Breathe deep and look at the horizon. It’s the sagely advice many of us have heard who experience motion sickness, more often than not, providing little comfort. While one in three individuals is highly susceptible to motion sickness, the etiology of this disorder is not well understood. Moreover, despite its high heritability rate, the underlying genetic factors for motion sickness have yet to be uncovered.

In an effort to shed light onto the genetics of motion sickness, scientists at 23andMe have published results from what they say is the first genome-wide analysis and association study of the disorder.

“Until now there's been a poor understanding of the genetics of motion sickness, despite it being a fairly common condition,” said Bethann Hromatka, Ph.D., health content manager at 23andM and lead author of the study. “With the help of 23andMe customers we've been able to uncover some of the underlying genetics of this condition. These findings could help provide clues about the causes of motion sickness and other related conditions, and how to treat them, which is very exciting.”
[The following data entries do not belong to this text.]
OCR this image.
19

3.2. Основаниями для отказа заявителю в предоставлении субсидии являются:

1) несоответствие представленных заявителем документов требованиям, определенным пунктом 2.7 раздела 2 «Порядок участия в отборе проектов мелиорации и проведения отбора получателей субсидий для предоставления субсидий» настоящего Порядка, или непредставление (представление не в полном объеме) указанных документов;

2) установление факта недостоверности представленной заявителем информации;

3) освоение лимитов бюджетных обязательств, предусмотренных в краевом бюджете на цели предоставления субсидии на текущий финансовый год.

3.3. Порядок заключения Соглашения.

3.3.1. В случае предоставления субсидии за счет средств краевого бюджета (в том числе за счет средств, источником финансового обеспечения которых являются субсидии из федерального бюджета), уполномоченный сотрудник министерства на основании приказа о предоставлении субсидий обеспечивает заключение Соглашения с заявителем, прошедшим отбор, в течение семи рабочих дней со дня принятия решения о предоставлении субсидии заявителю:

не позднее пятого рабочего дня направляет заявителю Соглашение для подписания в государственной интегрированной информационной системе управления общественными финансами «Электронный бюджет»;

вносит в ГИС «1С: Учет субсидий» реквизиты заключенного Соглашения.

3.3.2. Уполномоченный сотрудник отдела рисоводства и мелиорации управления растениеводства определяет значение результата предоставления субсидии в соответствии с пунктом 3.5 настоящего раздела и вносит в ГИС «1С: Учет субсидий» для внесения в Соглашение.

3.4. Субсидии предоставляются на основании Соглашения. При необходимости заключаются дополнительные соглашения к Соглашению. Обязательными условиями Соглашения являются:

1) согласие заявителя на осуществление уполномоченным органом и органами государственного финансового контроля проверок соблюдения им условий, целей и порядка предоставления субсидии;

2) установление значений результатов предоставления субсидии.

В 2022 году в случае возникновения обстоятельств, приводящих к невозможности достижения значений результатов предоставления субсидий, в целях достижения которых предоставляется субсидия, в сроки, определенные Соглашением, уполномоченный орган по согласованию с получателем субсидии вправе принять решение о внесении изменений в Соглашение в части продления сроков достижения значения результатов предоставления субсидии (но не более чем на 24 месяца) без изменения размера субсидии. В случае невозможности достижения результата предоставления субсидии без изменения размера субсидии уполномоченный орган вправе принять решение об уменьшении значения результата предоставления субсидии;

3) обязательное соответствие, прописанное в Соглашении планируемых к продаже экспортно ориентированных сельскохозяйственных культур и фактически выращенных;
The results from this genome-wide analysis study were published online in Human Molecular Genetics in an article entitled “Genetic variants associated with motion sickness point to roles for inner ear development, neurological processes, and glucose homeostasis”.

More than 80,000 samples from participants, who were consenting 23andMe customers, were analyzed and scientists found 35 genetic factors with a high correlation to motion sickness.  A significant number of the genetic elements observed contained single-nucleotide polymorphisms (SNPs), either within or near genes that play a role in ocular signaling, the vestibular system of the inner ear, or cranial development (e.g., HOXB3, HOXD3, TSHZ1). Interestingly, the researchers report that many of the SNPs they found are sex specific and have a stronger effect (threefold) in women.  

Another intriguing discovery that the 23andMe team described was the relationship between motion sickness and the increased likelihood of individuals to experience vertigo, morning sickness, migraines, and postoperative nausea and vomiting (PONV). Furthermore, migraines and PONV were found to share underlying genetic elements with motion sickness.   

“We identified four SNPs simultaneously associated with motion sickness plus PONV or migraines. These findings may provide clues into the etiology of all three conditions and may point to overlapping risk factors or treatments,” the paper concluded.